Before 2013 I held one or two jobs and was also working on my masters.  I was go, go, go!  As I am sure most of you were until severe illness entered our world.  I was trying my darndest to measure up to the world’s standard of a 33 year old Woman.  I wanted to be the working mother who brought home a sizable salary, wore a size 8, cooked, entertained and decorated like Martha Stewart, all while being a doting wife and mother. I wanted to make the world a better place, make my mark and do everything I could to give my family the best life possible.  However you describe it though, these numerous ambitions killed my dreams. Unfortunately I also had an auto immune disease that was not being controlled on top of my insane schedule and the pair was lethal.    

      My world was altered for good in late 2013 with a final diagnoses of fibromyalgia in addition to the other auto immune diseases and their negative side effects that I had been diagnosed with over the years. My OHoHHHhhhHHHASDF health did not change overnight but slowly declined beginning when I was in my mid-twenties.  When my doctor finally told me my headaches and fatigue were a result of severe stress, I did what I could to slow down, but it was too late. The preverbal ball had been rolling for far too long.  

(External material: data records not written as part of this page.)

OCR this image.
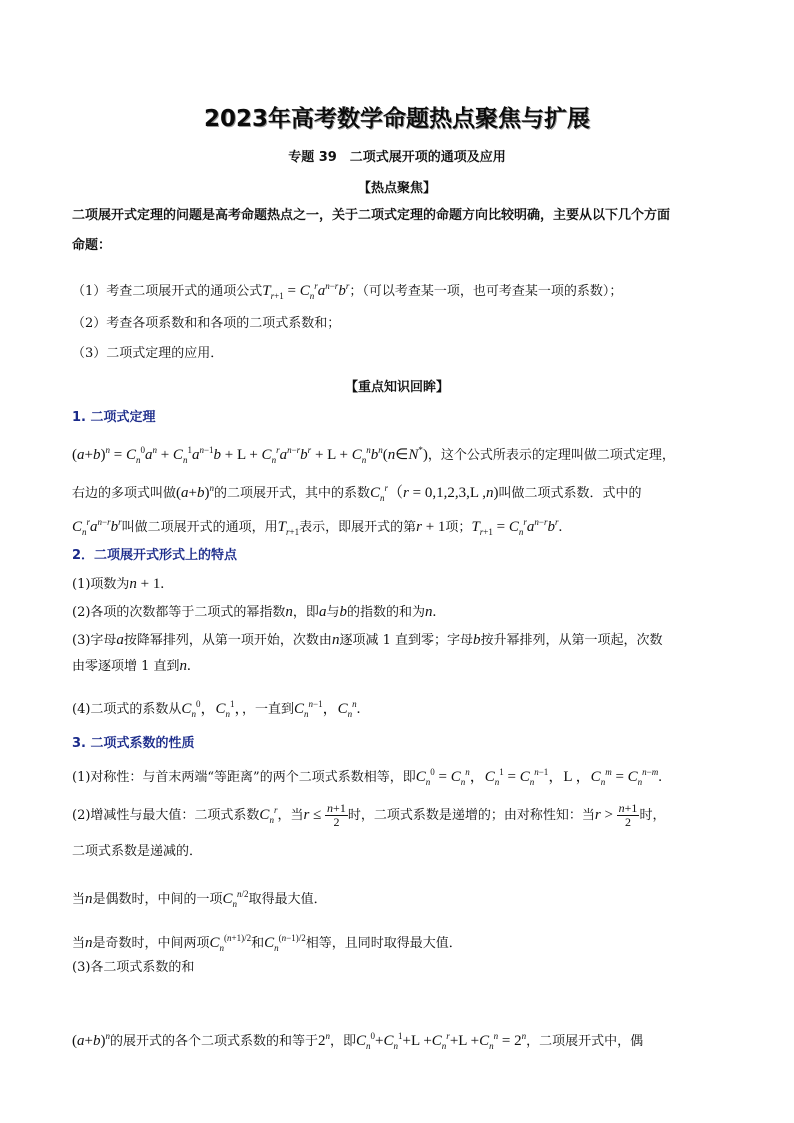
2023年高考数学命题热点聚焦与扩展
专题 39　二项式展开项的通项及应用
【热点聚焦】
二项展开式定理的问题是高考命题热点之一，关于二项式定理的命题方向比较明确，主要从以下几个方面
命题：
（1）考查二项展开式的通项公式$T_{r+1} = C_n^ra^{n-r}b^r$；（可以考查某一项，也可考查某一项的系数）；
（2）考查各项系数和和各项的二项式系数和；
（3）二项式定理的应用．
【重点知识回眸】
1. 二项式定理
$(a+b)^n = C_n^0a^n + C_n^1a^{n-1}b + L + C_n^ra^{n-r}b^r + L$ + $C_n^nb^n(n\in N^*)$，这个公式所表示的定理叫做二项式定理，
右边的多项式叫做$(a+b)^n$的二项展开式，其中的系数$C_n^r(r = 0,1,2,3,L$ ,n)叫做二项式系数．式中的
$C_n^ra^{n-r}b^r$叫做二项展开式的通项，用$T_{r+1}$表示，即展开式的第r + 1项；$T_{r+1} = C_n^ra^{n-r}b^r$.
2．二项展开式形式上的特点
(1)项数为n + 1.
(2)各项的次数都等于二项式的幂指数n，即a与b的指数的和为n.
(3)字母a按降幂排列，从第一项开始，次数由n逐项减 1 直到零；字母b按升幂排列，从第一项起，次数
由零逐项增 1 直到n.
(4)二项式的系数从$C_n^0$，$C_n^1$，，一直到$C_n^{n-1}$，$C_n^n$.
3. 二项式系数的性质
(1)对称性：与首末两端“等距离”的两个二项式系数相等，即$C_n^0 = C_n^n$，$C_n^1 = C_n^{n-1}$，L ，$C_n^m = C_n^{n-m}$.
(2)增减性与最大值：二项式系数$C_n^r$，当$r \le \frac{n+1}{2}$ 时，二项式系数是递增的；由对称性知：当$r > \frac{n+1}{2}$ 时，
二项式系数是递减的．
当n是偶数时，中间的一项$C_n^{n/2}$取得最大值．
当n是奇数时，中间两项$C_n^{(n+1)/2}$和$C_n^{(n-1)/2}$相等，且同时取得最大值．
(3)各二项式系数的和
$(a+b)^n$的展开式的各个二项式系数的和等于2$^n$，即$C_n^0+C_n^1+L +C_n^r+L +C_n^n = 2^n$，二项展开式中，偶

Compared to the beginning of my journey when I suffered through daily migraines, spent half of the week in bed and only left the house to go to a doctor appointment; I feel that I have improved quite a lot.  I am able to leave the house most days to attend church, have a playdate and do the normal mom errands. I am still not able to work because my body does not work on a normal 7 to 5 schedule that a normal adults does but I have decent energy by noon. Instead of spending my precious energy on working I am thankful to be able to spend it on my daughter.  I still must be careful not to push too hard or do too much when I feel good. If I need to I just make sure I can spend the next day resting and sleeping a little more.  ME/CFS and fibromyalgia are very inconvenient diseases.  I make a list of things that need done and get as far as I can until I hit that feeling of fatigue that says that is enough. Before I hit that inevitable invisible wall and have to spend the next day in bed. I try to look at my life now as a lazy housewives.  I try not to focus on what I didn't get done but what I did.    

          I am currently still trying to improve a little every week or month. I have accepted my limitations but do not believe that I will be in this condition for the rest of my life.  It is a funny tight rope of resignation and hope.  On my bad days I sleep most of the day and try to remember that I will not feel like this for too long, eat as healthy as possible and rest up so that tomorrow will be a good day. Every morning and every night I take a handful or two of medications, vitamins and supplements. My faith has been one of the only reasons I have made it through this trial, in addition to my amazing family and friends.  After three years I found a wonderful doctor who is a specialist in strange invisible diseases like chronic fatigue syndrome, thyroid problems, fibromyalgia and others. He has me on the best possible medications that are available for my illness and is very encouraging as he assures me that he is constantly researching new methods for treating and discovering the causes of my health problems.   

          My story is one of thousands like it. It may be very similar to yours. If that is so I am sincerely sorry that you too had to go through this painful experience.  My goal for this blog is to connect, commiserate, encourage and support others who are going through this scary, painful journey. When you are unable to leave your house for many days in a row, alone is the only thing you feel. This page is here for you find comfort.

 May you find peace and comfort on every bad day and remember to live in the moment on every good day. Most of all don’t forget that there is someone here for you and you are not alone.